Trattenemmo il manager inglese, sempre che di manager si trattasse, in uno studio al pianterreno. Quando lo raggiunsi, si era chiuso in un ostinato silenzio. Gli chiesi come mai avesse un livido sulla guancia e Mahoney mi spiegò che aveva sputato addosso all’agente che lo aveva arrestato. Non è mai una buona idea.
Rimasi sulla porta a guardarlo, seduto su un divano d’epoca, circondato da libri che probabilmente nessuno aveva mai letto, immusonito. Doveva essere un osso duro. Che fosse anche un assassino, oltre che un magnaccia? Come mai faceva tanto l’arrogante?

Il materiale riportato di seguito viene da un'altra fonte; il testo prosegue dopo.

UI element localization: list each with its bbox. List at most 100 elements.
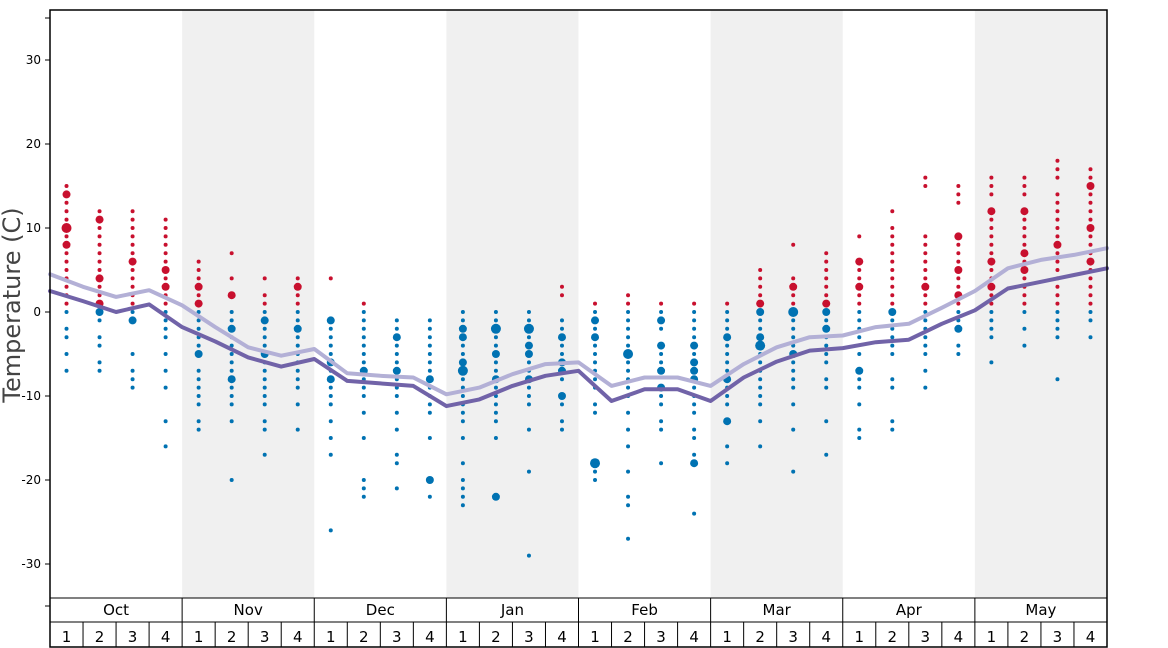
data-point (460, 503, 465, 508)
data-point (130, 209, 135, 214)
data-point (163, 444, 168, 449)
data-point (890, 335, 895, 340)
data-point (1055, 209, 1060, 214)
data-point (725, 301, 730, 306)
data-point (626, 410, 631, 415)
data-point (1020, 249, 1029, 258)
data-point (128, 316, 137, 325)
data-point (791, 469, 796, 474)
data-point (593, 310, 598, 314)
week-label: 3 (260, 628, 270, 646)
data-point (227, 291, 236, 300)
data-point (890, 251, 895, 256)
data-point (194, 282, 203, 291)
data-point (1055, 251, 1060, 256)
data-point (130, 385, 135, 390)
data-point (526, 318, 531, 323)
month-label: Jan (500, 601, 524, 619)
data-point (758, 293, 763, 298)
data-point (824, 318, 829, 323)
data-point (1022, 310, 1027, 314)
data-point (857, 310, 862, 314)
data-point (262, 293, 267, 298)
month-label: Dec (366, 601, 395, 619)
data-point (758, 402, 763, 407)
trend-lines (48, 246, 1109, 409)
data-point (725, 352, 730, 356)
data-point (1055, 284, 1060, 289)
data-point (956, 310, 961, 314)
data-point (725, 402, 730, 407)
data-point (262, 326, 267, 331)
data-point (262, 335, 267, 340)
week-label: 1 (194, 628, 204, 646)
data-point (427, 352, 432, 356)
data-point (989, 234, 994, 239)
data-point (824, 385, 829, 390)
data-point (559, 377, 564, 382)
data-point (1055, 217, 1060, 222)
data-point (857, 276, 862, 281)
data-point (758, 360, 763, 365)
data-point (626, 469, 631, 474)
data-point (1055, 234, 1060, 239)
data-point (460, 486, 465, 491)
week-label: 4 (954, 628, 964, 646)
week-label: 1 (62, 628, 72, 646)
data-point (460, 436, 465, 440)
data-point (1020, 207, 1029, 216)
data-point (725, 310, 730, 314)
data-point (262, 394, 267, 398)
data-point (361, 352, 366, 356)
data-point (394, 410, 399, 415)
data-point (857, 335, 862, 340)
y-tick-label: 20 (26, 137, 41, 151)
data-point (260, 316, 269, 325)
data-point (229, 318, 234, 323)
data-point (989, 326, 994, 331)
data-point (758, 268, 763, 272)
data-point (559, 427, 564, 432)
data-point (1022, 293, 1027, 298)
data-point (262, 419, 267, 424)
data-point (262, 385, 267, 390)
data-point (460, 394, 465, 398)
data-point (64, 326, 69, 331)
data-point (229, 310, 234, 314)
data-point (890, 318, 895, 323)
data-point (61, 223, 72, 233)
data-point (163, 326, 168, 331)
data-point (989, 360, 994, 365)
data-point (427, 368, 432, 373)
data-point (824, 343, 829, 348)
data-point (824, 259, 829, 264)
data-point (295, 343, 300, 348)
data-point (690, 358, 699, 367)
data-point (1022, 242, 1027, 247)
data-point (196, 385, 201, 390)
week-label: 1 (326, 628, 336, 646)
data-point (163, 318, 168, 323)
month-band (710, 10, 843, 598)
data-point (692, 402, 697, 407)
data-point (659, 461, 664, 466)
data-point (692, 352, 697, 356)
data-point (1022, 276, 1027, 281)
data-point (923, 343, 928, 348)
week-label: 1 (458, 628, 468, 646)
data-point (97, 268, 102, 272)
data-point (64, 284, 69, 289)
data-point (590, 458, 601, 469)
data-point (427, 343, 432, 348)
data-point (493, 318, 498, 323)
data-point (956, 192, 961, 197)
data-point (229, 368, 234, 373)
data-point (196, 427, 201, 432)
data-point (161, 282, 170, 291)
data-point (62, 190, 71, 199)
data-point (756, 299, 765, 308)
data-point (130, 242, 135, 247)
data-point (989, 301, 994, 306)
data-point (923, 301, 928, 306)
data-point (890, 268, 895, 272)
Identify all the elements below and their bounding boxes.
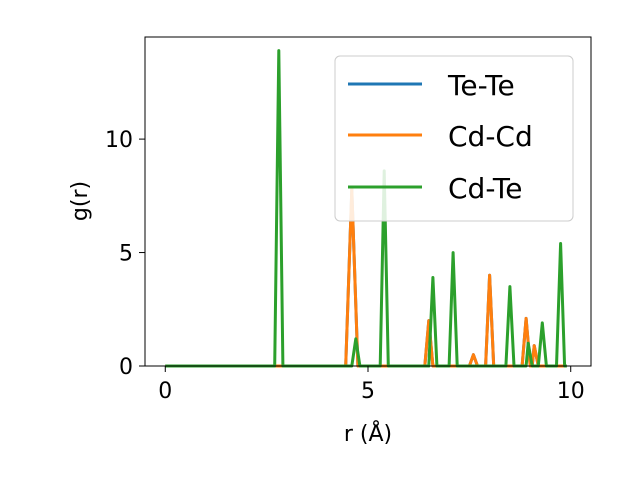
- x-tick-label: 0: [158, 379, 172, 404]
- legend-box: [334, 55, 574, 222]
- legend-label-te-te: Te-Te: [447, 69, 515, 102]
- x-tick-label: 10: [557, 379, 585, 404]
- x-axis-label: r (Å): [344, 420, 392, 447]
- y-tick-label: 0: [119, 355, 133, 380]
- ticks-layer: 0 5 10 0 5 10: [105, 128, 585, 404]
- legend: Te-Te Cd-Cd Cd-Te: [334, 55, 574, 222]
- y-tick-label: 10: [105, 128, 133, 153]
- x-tick-label: 5: [361, 379, 375, 404]
- series-line-cd-te: [165, 49, 567, 368]
- y-axis-label: g(r): [68, 181, 93, 221]
- legend-label-cd-te: Cd-Te: [448, 172, 522, 205]
- y-tick-label: 5: [119, 242, 133, 267]
- legend-label-cd-cd: Cd-Cd: [448, 120, 533, 153]
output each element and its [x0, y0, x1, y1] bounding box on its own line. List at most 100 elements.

Il suo avvocato arrivò meno di un’ora dopo. Nonostante fosse notte fonda, aveva le bretelle e il papillon. Se l’avessi incontrato per strada, non avrei mai sospettato che fosse coinvolto in quel genere di traffici. Assomigliava a Dilbert, il personaggio dei fumetti.
Purtroppo, sapeva fare bene il suo lavoro.
«Cos’è questa roba?» fece Mahoney, quando l’avvocato gli porse alcuni fogli.
«Un’istanza di revoca. Contesto la validità della vostra autorizzazione a procedere inaudita altera parte e la legalità della presente irruzione. Il mio cliente sarà così generoso da concedervi cinque minuti per sgomberare. Altrimenti, procederemo contro di voi per violazione di domicilio e disprezzo della corte.»
Mahoney guardò prima l’avvocato e poi la mozione ed evidentemente vide qualcosa che ebbe l’effetto desiderato. Lasciò cadere i fogli per terra e se ne andò. Poi sentii che gridava ai suoi di scendere.
Raccolsi la mozione e la lessi. «Che giudice è riuscito a trovare all’una di notte?»
L’avvocato prese la mozione e la sfogliò per arrivare al punto che mi voleva mostrare. «Laurence Gibson, magistrato.»
Ma certo! pensai. Se fra i clienti di quel club c’erano senatori, deputati e miliardari, perché non ci sarebbe dovuto essere anche un magistrato?